Quatre secrets sur « Les aventuriers de l’arche perdue »

Huit mois après avoir présenté au monde Luke Skywalker, la princesse Leia et Chewbacca, George Lucas a invité Steven Spielberg et le scénariste Lawrence Kasdan chez son assistant à Los Angeles pour lancer un nouveau nom pour l’aventure.


— Indiana Smith, dit Lucas. “Très place Americana.”

Spielberg soupira, « Je déteste ça, mais vas-y. »

Au cours des cinq prochains jours, selon une transcription de conférence d’histoire, les trois ont concocté un archéologue fanfaron qui a fusionné Humphrey Bogart à James Bond. Ils ont donné à Indy un coup de fouet et un passeport – et ils ont modifié son nom.

« Jones », a concédé Lucas, « les gens peuvent l’appeler Jones. »

Cette session de remue-méninges, bien sûr, a conduit à « Les aventuriers de l’arche perdue », qui célèbre son 40e anniversaire ce mois-ci (et est en streaming sur Paramount+). Quatre décennies plus tard, le succès emblématique est devenu le pivot entre le passé et le présent du cinéma. Les évasions étroites d’Indiana Jones des nazis, des rochers, des fléchettes, des dattes empoisonnées, des camions à grande vitesse et, bien sûr, des serpents, inclinent un fedora aux feuilletons de cliffhanger des années 1930 – les aventures pour enfants qui ont façonné ses créateurs – même lorsqu’ils ont calibré leur nostalgie en un blockbuster promotionnel croisé qui définirait l’avenir d’Hollywood.

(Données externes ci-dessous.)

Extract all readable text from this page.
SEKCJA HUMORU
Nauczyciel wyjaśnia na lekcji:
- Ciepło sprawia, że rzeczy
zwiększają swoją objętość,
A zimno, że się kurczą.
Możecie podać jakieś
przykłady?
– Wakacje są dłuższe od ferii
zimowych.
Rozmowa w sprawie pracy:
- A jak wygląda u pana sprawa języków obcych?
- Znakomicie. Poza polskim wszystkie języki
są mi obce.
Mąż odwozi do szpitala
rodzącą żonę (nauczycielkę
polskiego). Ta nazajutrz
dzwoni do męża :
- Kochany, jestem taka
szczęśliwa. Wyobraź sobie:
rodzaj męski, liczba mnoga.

« Ce que nous faisons juste ici, vraiment, c’est de concevoir un manège à Disneyland », a déclaré Spielberg lors de cette première réunion. Paroles prophétiques. Pourtant, à l’instar des exploits d’Indy à travers le monde, l’histoire de la production du film est elle-même une histoire de mésaventures, de coups de chance et d’inspiration. Voici quatre histoires secrètes de l’ensemble.

Les séries en noir et blanc comme « Tarzan » et « Jungle Jim » ne pouvaient pas électriser leurs sensations avec CGI. « Raiders » non plus. Les décors du film, des lieux aux pièges, sont des temples du vieux savoir-faire hollywoodien. Le départ en hydravion d’Indy, le saloon népalais enneigé et les falaises en chute libre du Caire ont tous été faits à la main peintures mates. En moyenne, un matte painting ne dispose que de quelques secondes avant que le public ne comprenne le truc. Pourtant, l’entrepôt tentaculaire du dernier plan du film a dû commander l’écran pendant près d’une demi-minute et a pris trois mois à l’artiste Michael Pangrazio. Pour la chasse au bloc d’ouverture, Spielberg a commandé une roche en fibre de verre et en plâtre de 12 pieds montée au sommet d’une piste de 40 verges. Même à seulement 300 livres – à peine, c’est-à-dire par rapport à 80 tonnes de granit véritable – le faux mastodonte a brisé les stalagmites de l’hélice sur son passage et elles ont dû être remplacées entre chaque prise. Et le rocher aurait pu écraser la star Harrison Ford s’il ne l’avait pas dépassé 10 fois. « Il a eu de la chance », Spielberg dit dans le magazine American Cinematographer, « et j’étais un idiot de le laisser essayer. »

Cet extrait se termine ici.